Edible bean prices may surge this fall on tight supplies
July 30, 2013
by Laura Lloyd
MIAMI — Excessively wet weather in the Northern Midwest — especially North Dakota, Minnesota and Michigan — has hurt the condition of edible bean crops in the region and led to widespread nervousness in the industry that prices may soar on very tight supplies, said Vitto F. Campuzano, managing director at F. Garcia Wholesale and Export, Inc., in Medley, Fla.
In addition, Brazil, a large producer of edible beans, has experienced a poor year of production because of drought and may be forced to import supplies rather than perform its normal role as a net exporter. If that happens, Mr. Campuzano said, ‘beans could hit an all-time high” in the next few months. That would mean prices would exceed the previous record of $70 for a 100-lb bag that was reached in 2011.
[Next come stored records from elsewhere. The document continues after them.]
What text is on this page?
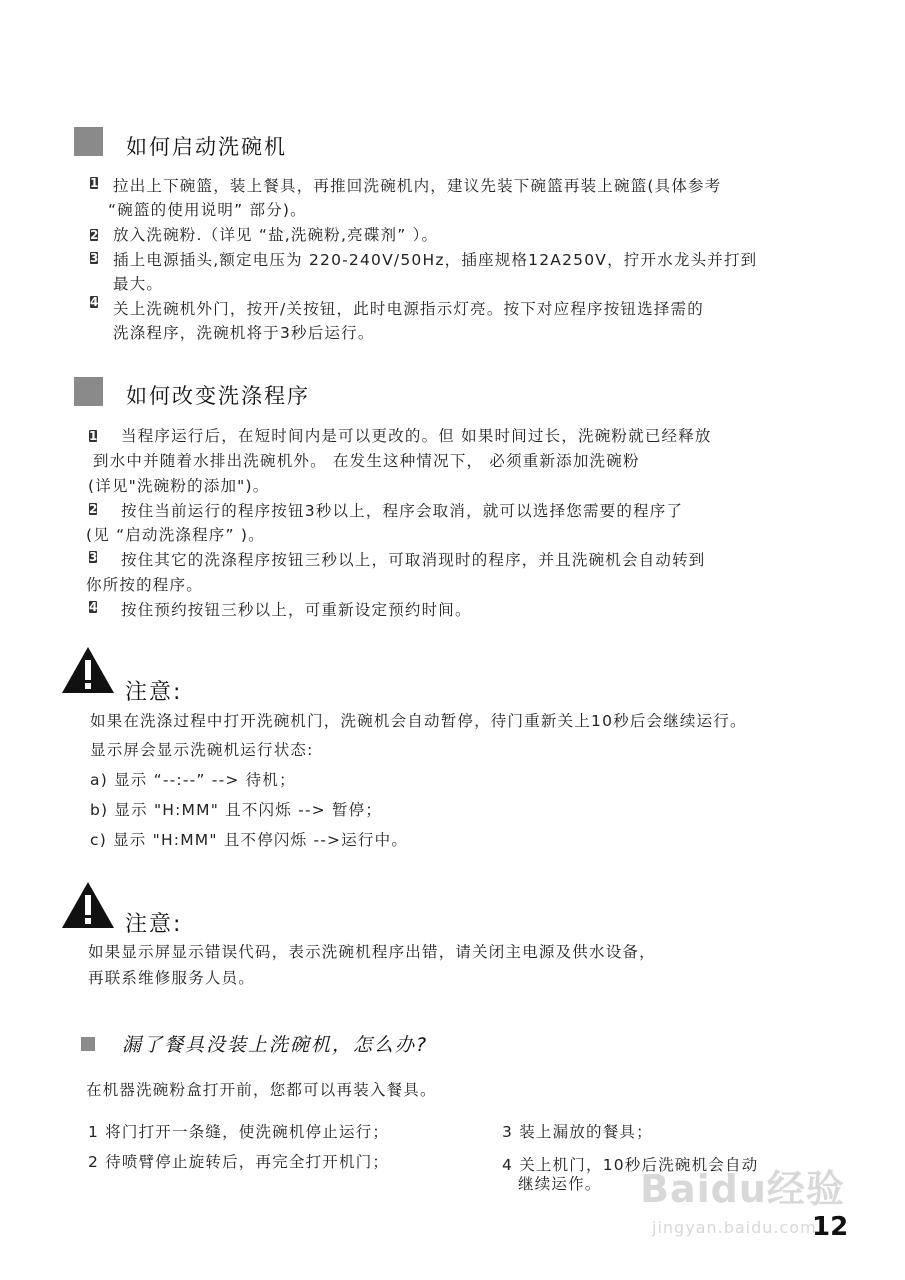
如何启动洗碗机
1 拉出上下碗篮，装上餐具，再推回洗碗机内，建议先装下碗篮再装上碗篮(具体参考
“碗篮的使用说明” 部分)。
2 放入洗碗粉.（详见 “盐,洗碗粉,亮碟剂” ）。
3 插上电源插头,额定电压为 220-240V/50Hz，插座规格12A250V，拧开水龙头并打到
最大。
4 关上洗碗机外门，按开/关按钮，此时电源指示灯亮。按下对应程序按钮选择需的
洗涤程序，洗碗机将于3秒后运行。
如何改变洗涤程序
1 当程序运行后，在短时间内是可以更改的。但 如果时间过长，洗碗粉就已经释放
到水中并随着水排出洗碗机外。 在发生这种情况下， 必须重新添加洗碗粉
(详见"洗碗粉的添加")。
2 按住当前运行的程序按钮3秒以上，程序会取消，就可以选择您需要的程序了
(见 “启动洗涤程序” )。
3 按住其它的洗涤程序按钮三秒以上，可取消现时的程序，并且洗碗机会自动转到
你所按的程序。
4 按住预约按钮三秒以上，可重新设定预约时间。
注意:
如果在洗涤过程中打开洗碗机门，洗碗机会自动暂停，待门重新关上10秒后会继续运行。
显示屏会显示洗碗机运行状态:
a) 显示 “--:--” --> 待机；
b) 显示 "H:MM" 且不闪烁 --> 暂停；
c) 显示 "H:MM" 且不停闪烁 -->运行中。
注意:
如果显示屏显示错误代码，表示洗碗机程序出错，请关闭主电源及供水设备，
再联系维修服务人员。
漏了餐具没装上洗碗机，怎么办?
在机器洗碗粉盒打开前，您都可以再装入餐具。
1 将门打开一条缝，使洗碗机停止运行；
2 待喷臂停止旋转后，再完全打开机门；
3 装上漏放的餐具；
4 关上机门，10秒后洗碗机会自动
继续运作。 Baidu经验
jingyan.baidu.com
12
He said talk has been circulating that Brazil has been making price inquiries in the United States and will be closely watching the crop as harvest approaches this fall. He said that if Brazil moves to buy sizeable amounts of U.S. edible beans — pinto beans because they resemble the country’s staple bean, the carioca — that would “turn the market upside down.”
Only in the West, in states such as Colorado, Wyoming, Nebraska, Idaho and Washington, are prospects solid for a favorable 2013 crop, Mr. Campuzano said.
“We have a situation of high demand and low supply and that means higher prices,” Mr. Campuzano said. He said that, as recently as May, a 100-lb bag of beans was about $38 wholesale but now is $50. “That’s in only six weeks,” he said. He added that carry-over from the 2012 crop is scant.
He said many U.S. growers “weren’t positioned correctly and didn’t plant enough acres” in 2013 to have big crops, given the poor weather that plagued the Upper Midwest earlier in the growing season. The U.S. Department of Agriculture in its June 28 Acreage report said, in the 18 main growing states, a total of 1,459,400 acres were planted to edible beans, down 16% from 1,742,500 acres planted to edible beans in 2012. The U.S.D.A. forecast 2013 harvested acres at 1,399,200 acres, down 17% from 2012 when 1,690,400 acres were harvested.
Adding yet another possible negative to the mix is the possibility that the crop in the Northern Midwest may experience damage from an early freeze in September or October, because harvest is likely to be on the late side because of the slow start in the spring.
“A lot of people are nervous,” he said.
Mr. Campuzano pointed out that pricing of edible beans such as pintos, black beans and red beans takes place in conversations between growers and processors because there is no futures market available for edible beans. Processors, in turn, sell their inventories to wholesalers and exporters. At any time, buyers may choose to contract their purchases or buy hand to mouth, depending on market conditions.
If, though, prices surge well above the contracted amount, processors are forced to pay the difference and they “could get crushed,” he said.
Mr. Campuzano’s company buys edible beans from U.S. producers and sells them to the domestic food service industry as well as customers, in Haiti, the Dominican Republic, Jamaica and Angola.